As the story continues, we read that Mrs. Mallard is “haunted” by “physical exhaustion,” as she sinks into her chair. The metaphor helps us imagine Mrs. Mallard's pale face and weak limbs as we envision exhaustion wrapping around her like a ghostly cloud. Mrs. Mallard sobs quietly “as a child who has cried itself to sleep continues to sob in its dreams.” This simile shows us that Mrs. Mallard is in a dream-like state, that she feels detached from the world around her.
As she sits, she feels something approach. This is not literal, of course, but something is “creeping out of the sky” towards her. She battles against it with her will for a few moments before she abandons herself to the freedom that has come upon her. This metaphor of freedom as almost a monster that captures Mrs. Mallard raises the tension of the story. We wonder what is going on, what Mrs. Mallard is seeing, until we, along with Mrs. Mallard, realize that this “monster” is a new experience of herself and her life that brings her “monstrous joy.”
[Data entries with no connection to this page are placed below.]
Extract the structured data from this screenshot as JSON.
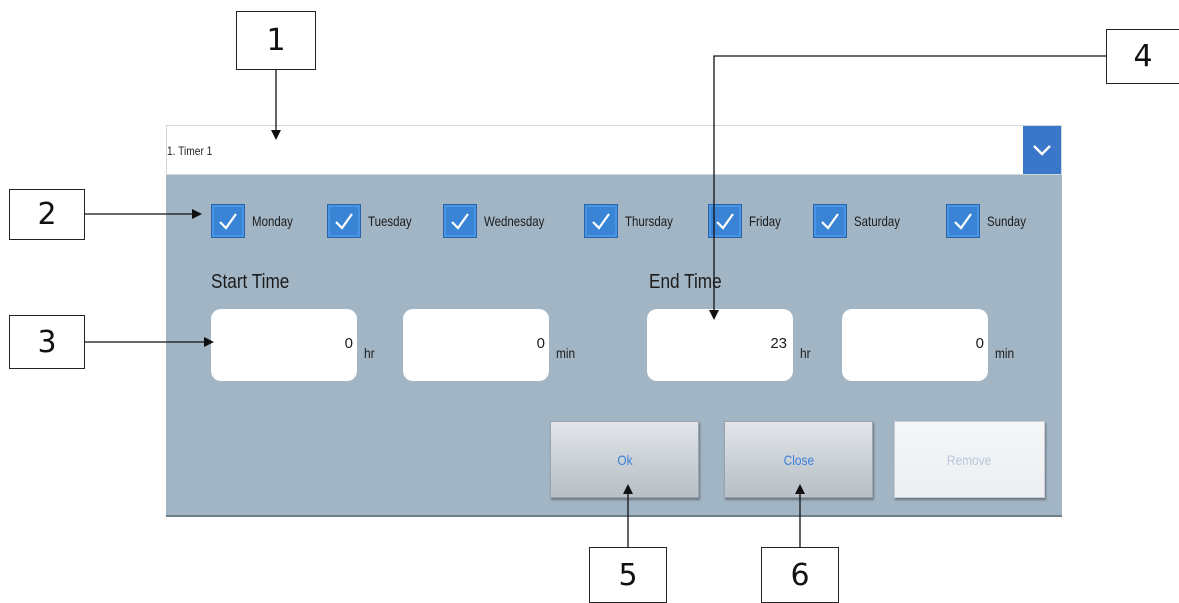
{
  "callouts": [
    "1",
    "2",
    "3",
    "4",
    "5",
    "6"
  ],
  "timer_select": {
    "value": "1. Timer 1",
    "icon": "chevron-down-icon"
  },
  "days": [
    {
      "label": "Monday",
      "checked": true
    },
    {
      "label": "Tuesday",
      "checked": true
    },
    {
      "label": "Wednesday",
      "checked": true
    },
    {
      "label": "Thursday",
      "checked": true
    },
    {
      "label": "Friday",
      "checked": true
    },
    {
      "label": "Saturday",
      "checked": true
    },
    {
      "label": "Sunday",
      "checked": true
    }
  ],
  "start_time": {
    "label": "Start Time",
    "hours": "0",
    "hours_unit": "hr",
    "minutes": "0",
    "minutes_unit": "min"
  },
  "end_time": {
    "label": "End Time",
    "hours": "23",
    "hours_unit": "hr",
    "minutes": "0",
    "minutes_unit": "min"
  },
  "buttons": {
    "ok": "Ok",
    "close": "Close",
    "remove": "Remove"
  },
  "colors": {
    "panel": "#a2b5c4",
    "checkbox": "#3a84d6",
    "accent_text": "#3b7fd6"
  }
}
Mrs. Mallard stands at the open window “drinking in the very elixir of life.” The metaphor shows us how Mrs. Mallard's new found freedom is flowing through her like a magical, life-giving potion, reaching into every part of her body and rousing her into a great state of excitement and energy. She feels like “a goddess of Victory,” ready to take on the world.
Then the shock hits as Mrs. Mallard's husband walks through the front door. Mrs. Mallard drops to the floor, dead in an instant. The story ends on a paradox; Mrs. Mallard has died “of the joy that kills.” The doctors think that the joy of suddenly seeing her husband is too much for her heart, but we readers understand the depth of this phrase. Mrs. Mallard's true joy has been swept away by her husband's sudden appearance, and her heart cannot take the shock. The paradox is apt on more than one level.